MA LO VUOI capire brutta porca maledetta che io per tirar su venti carte di più al mese mi faccio un culo così?” e sapeva prendere i treni perché decidere da soli è un’arte. Non c’erano fili di Arianna da seguire né labirinti da esplorare. Bisognava buttarsi al momento giusto, conquistare gli affetti in una mossa: Renzo Arbore, ieri affranto, ne fu rapito quando la vide ballare: “come una nera”, cogliere l’attimo fuggente, saper rispondere sì al momento giusto. Di fronte a Luchino Visconti che, severo come da memorialistica, assisteva al provino per La monaca di Monza: “Sembri una rana, ma hai due coglioni così, saresti disposta a tagliarti i capelli?”, la futura poliziotta Gianna Abbastanza si mise sull’attenti: “Mi taglierei anche i piedi, signor conte”. C’è un certo modo di non sembrare. Sempre . Un abito. Un’indole. Un manifesto da sventolare sugli autobus immaginati dal padre dei fratelli Vanzina, brulicanti di repressioni machiste in cui Mariangela sale con un cappottino rosso, subisce sguardi e attenzioni non richieste, reagisce: “Eh ma scusi, non si vergogna?” e davanti alla rivendicazione del molestatore, circondato da consenso e complici sghignazzi: “Ma cosa vuole? Io sono un padre di famiglia, sono uno che lavora, ma chi è che la tocca? Ma chi la conosce? Sporcacciona , prenda il taxi se le fa schifo il tram, ninfomane!” segue il consiglio, scende al volo per poi architettare una vendetta che la trascinerà in esilio. E ci sono occasioni da non sprecare nella solitudine di una scelta, per scudi-sciare l’indifferenza e assumersi responsabilità non pensando sempre, come i tennisti italiani trafitti da Nanni Moretti: “La colpa è di qualcun altro”.

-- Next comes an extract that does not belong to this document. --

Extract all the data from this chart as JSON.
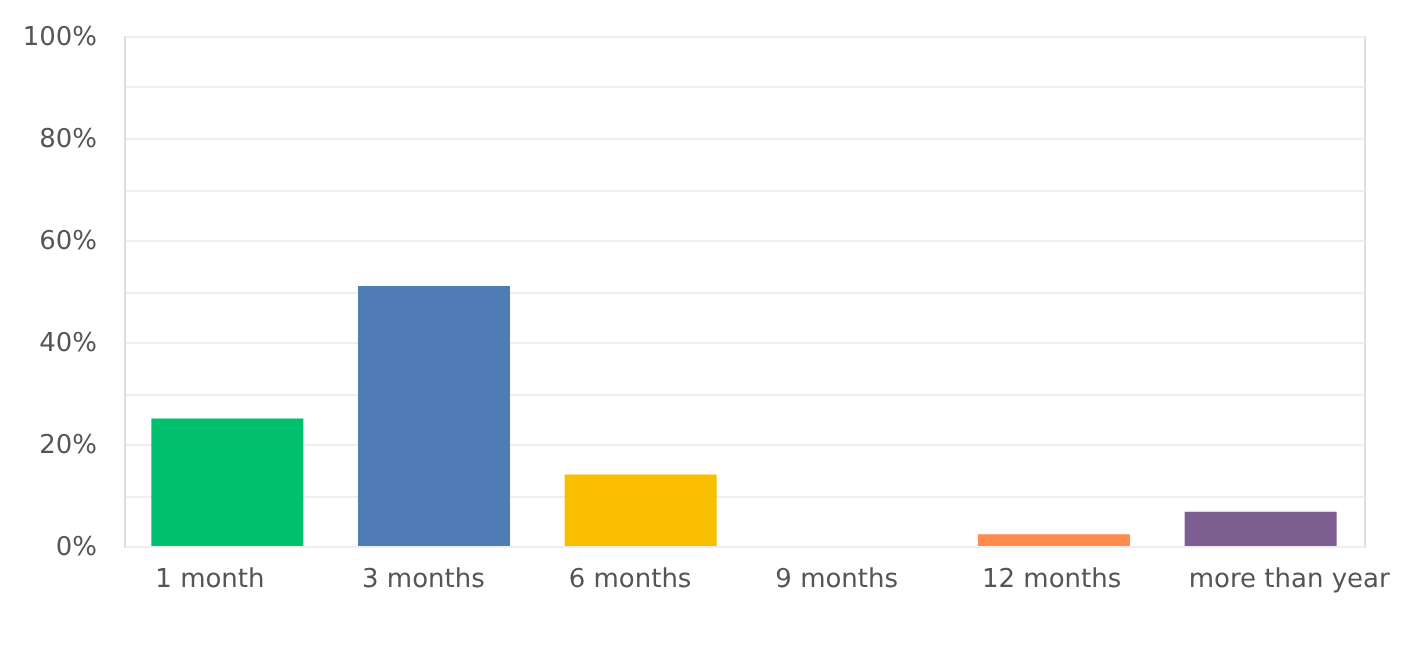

DI QUESTO coraggio da prima linea, la Melato è stata ineguagliabile testimone. Sostando sulle rive di un palcoscenico: “La cosa peggiore che può capitare a un’attrice è il silenzio. Ce ne sono di due tipi. Quello partecipe che è meraviglioso. E quello assente. Atroce. Io li distinguo benissimo. Un signore, impaziente, ha guardato l’orologio. Avrei voluto saltargli addosso. Da quel momento ho recitato solo per lui: ogni urlo, ogni voce alzata di un tono, ogni sussurro era per lui”. Mariangela dormiva poco: “E se mi alzo incazzata faccio lunghe camminate”. Buonanotte Angelo in marcia. Scarpe rotte, eppur bisogna andar.